At present, the detection of P. parva within the target area, is confined in the southern part of the region. However, eDNA shedding rates are expected to vary throughout an organism’s life cycle, with peaks generally associated to spawning times and/or higher biomass (Rees et al. 2014; Tillotson et al. 2018; Thalinger et al. 2019); thus, future eDNA efforts should be carried out during the Spring and Summer seasons, when the spawning activity of P. parva takes place (Záhorská et al. 2009).

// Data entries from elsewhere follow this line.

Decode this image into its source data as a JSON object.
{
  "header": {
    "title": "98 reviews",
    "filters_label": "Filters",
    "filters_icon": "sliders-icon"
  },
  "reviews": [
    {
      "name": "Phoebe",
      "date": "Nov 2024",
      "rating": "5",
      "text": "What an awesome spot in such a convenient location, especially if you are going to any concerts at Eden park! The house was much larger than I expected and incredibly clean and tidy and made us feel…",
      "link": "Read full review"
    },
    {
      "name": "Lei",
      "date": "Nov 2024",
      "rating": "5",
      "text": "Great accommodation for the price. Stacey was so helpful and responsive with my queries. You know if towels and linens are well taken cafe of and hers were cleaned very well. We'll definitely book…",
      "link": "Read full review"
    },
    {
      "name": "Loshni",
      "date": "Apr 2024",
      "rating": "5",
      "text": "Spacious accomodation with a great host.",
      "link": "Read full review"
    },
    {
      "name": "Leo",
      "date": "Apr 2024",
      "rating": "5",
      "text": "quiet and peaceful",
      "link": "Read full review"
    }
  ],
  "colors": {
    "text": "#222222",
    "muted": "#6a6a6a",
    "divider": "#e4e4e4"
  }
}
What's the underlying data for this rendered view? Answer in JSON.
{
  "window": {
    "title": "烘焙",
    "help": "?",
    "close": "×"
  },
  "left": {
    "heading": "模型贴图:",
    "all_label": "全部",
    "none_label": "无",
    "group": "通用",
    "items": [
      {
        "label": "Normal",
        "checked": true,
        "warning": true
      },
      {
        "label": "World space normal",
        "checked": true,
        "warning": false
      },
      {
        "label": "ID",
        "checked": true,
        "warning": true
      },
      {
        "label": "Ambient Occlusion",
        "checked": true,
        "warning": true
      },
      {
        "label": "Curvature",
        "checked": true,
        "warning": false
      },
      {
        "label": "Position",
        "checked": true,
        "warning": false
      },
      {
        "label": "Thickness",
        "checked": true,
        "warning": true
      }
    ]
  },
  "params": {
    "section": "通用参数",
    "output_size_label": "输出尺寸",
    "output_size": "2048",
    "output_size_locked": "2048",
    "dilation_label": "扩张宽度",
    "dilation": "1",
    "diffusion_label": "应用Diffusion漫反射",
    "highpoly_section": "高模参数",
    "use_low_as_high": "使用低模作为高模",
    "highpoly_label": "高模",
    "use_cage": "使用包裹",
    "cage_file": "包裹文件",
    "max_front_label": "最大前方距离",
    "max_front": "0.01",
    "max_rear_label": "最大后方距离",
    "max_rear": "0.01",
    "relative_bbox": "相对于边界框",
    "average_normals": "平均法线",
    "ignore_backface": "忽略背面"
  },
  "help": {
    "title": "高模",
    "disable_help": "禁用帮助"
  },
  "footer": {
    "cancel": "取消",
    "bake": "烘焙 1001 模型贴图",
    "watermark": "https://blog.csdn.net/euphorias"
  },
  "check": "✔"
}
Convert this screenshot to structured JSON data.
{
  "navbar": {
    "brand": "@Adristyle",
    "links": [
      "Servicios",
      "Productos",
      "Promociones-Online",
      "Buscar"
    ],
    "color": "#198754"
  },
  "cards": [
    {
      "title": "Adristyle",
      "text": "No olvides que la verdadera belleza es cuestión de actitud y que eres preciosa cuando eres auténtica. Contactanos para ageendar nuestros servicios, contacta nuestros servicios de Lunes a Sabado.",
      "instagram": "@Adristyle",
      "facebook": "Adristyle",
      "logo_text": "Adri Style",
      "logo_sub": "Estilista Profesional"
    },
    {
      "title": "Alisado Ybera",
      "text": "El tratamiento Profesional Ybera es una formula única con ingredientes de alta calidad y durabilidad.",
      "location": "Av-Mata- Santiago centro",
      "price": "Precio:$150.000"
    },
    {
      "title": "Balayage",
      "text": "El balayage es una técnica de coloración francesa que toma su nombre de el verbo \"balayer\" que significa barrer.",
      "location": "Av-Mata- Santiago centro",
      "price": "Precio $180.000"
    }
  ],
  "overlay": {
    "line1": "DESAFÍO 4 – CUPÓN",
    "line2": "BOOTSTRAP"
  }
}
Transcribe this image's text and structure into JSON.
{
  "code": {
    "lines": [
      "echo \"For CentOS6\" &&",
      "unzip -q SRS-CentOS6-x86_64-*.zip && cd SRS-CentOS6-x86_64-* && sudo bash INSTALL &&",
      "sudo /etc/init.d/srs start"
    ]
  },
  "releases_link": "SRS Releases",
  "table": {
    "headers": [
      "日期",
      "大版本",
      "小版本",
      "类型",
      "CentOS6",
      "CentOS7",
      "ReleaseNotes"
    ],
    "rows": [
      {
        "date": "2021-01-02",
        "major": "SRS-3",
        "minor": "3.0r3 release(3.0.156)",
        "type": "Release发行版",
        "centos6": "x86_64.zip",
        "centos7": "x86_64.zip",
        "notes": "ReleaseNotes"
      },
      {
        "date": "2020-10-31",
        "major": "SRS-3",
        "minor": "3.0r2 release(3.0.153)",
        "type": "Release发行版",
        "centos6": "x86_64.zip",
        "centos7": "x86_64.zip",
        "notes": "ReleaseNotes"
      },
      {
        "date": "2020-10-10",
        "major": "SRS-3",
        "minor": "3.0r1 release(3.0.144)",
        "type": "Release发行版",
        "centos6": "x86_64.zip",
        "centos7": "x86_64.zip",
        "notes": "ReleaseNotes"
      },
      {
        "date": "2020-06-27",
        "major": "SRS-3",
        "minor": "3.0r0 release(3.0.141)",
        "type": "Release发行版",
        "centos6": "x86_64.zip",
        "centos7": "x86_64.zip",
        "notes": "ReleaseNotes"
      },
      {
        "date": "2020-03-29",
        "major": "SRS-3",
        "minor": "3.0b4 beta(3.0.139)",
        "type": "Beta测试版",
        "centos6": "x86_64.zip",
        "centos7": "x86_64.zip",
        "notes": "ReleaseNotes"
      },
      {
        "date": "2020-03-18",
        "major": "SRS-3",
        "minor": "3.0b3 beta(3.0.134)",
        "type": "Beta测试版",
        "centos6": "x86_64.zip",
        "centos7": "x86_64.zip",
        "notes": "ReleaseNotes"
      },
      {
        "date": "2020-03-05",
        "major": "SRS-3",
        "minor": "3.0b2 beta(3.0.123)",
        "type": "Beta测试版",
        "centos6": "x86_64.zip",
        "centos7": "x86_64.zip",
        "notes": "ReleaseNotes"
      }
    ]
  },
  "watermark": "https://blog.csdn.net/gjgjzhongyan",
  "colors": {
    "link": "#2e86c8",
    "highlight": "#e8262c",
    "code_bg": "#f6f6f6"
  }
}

eDNA is a technique that complements conventional doirect sampling/capture methods, for determining P. parva distribution within a given area to inform management decisions on eradication procedures. Subsequently, the FVG region is implementing environmental monitoring plans by means of eDNA with the aim of targeting key species, but also to acquire, on a regional scale, the map of distribution of target communities within freshwater ecosystems. Establishing a management strategy based on positive or suspected positive eDNA samples is key to surveillance programmes, whereby decision making depends on the level of risk that managers are willing to accept (Sepulveda et al. 2020). Thus, if a similar framework was to be adopted for the surveillance of P. parva in this region, a “suspected positive” result would warrant a revisit to the site and subsequent water sample collection.

Concerning the distribution of P. parva alongside the FVG watercourses, the current picture delineates the presence of this fish in some rivers and streams only in the south part of the region and in watercourses nearby Slovenia. Further monitoring campaigns will be part of a regional environmental monitoring plan to collect data on the presence/absence of P. parva, alongside other target species by monitoring eDNA composition.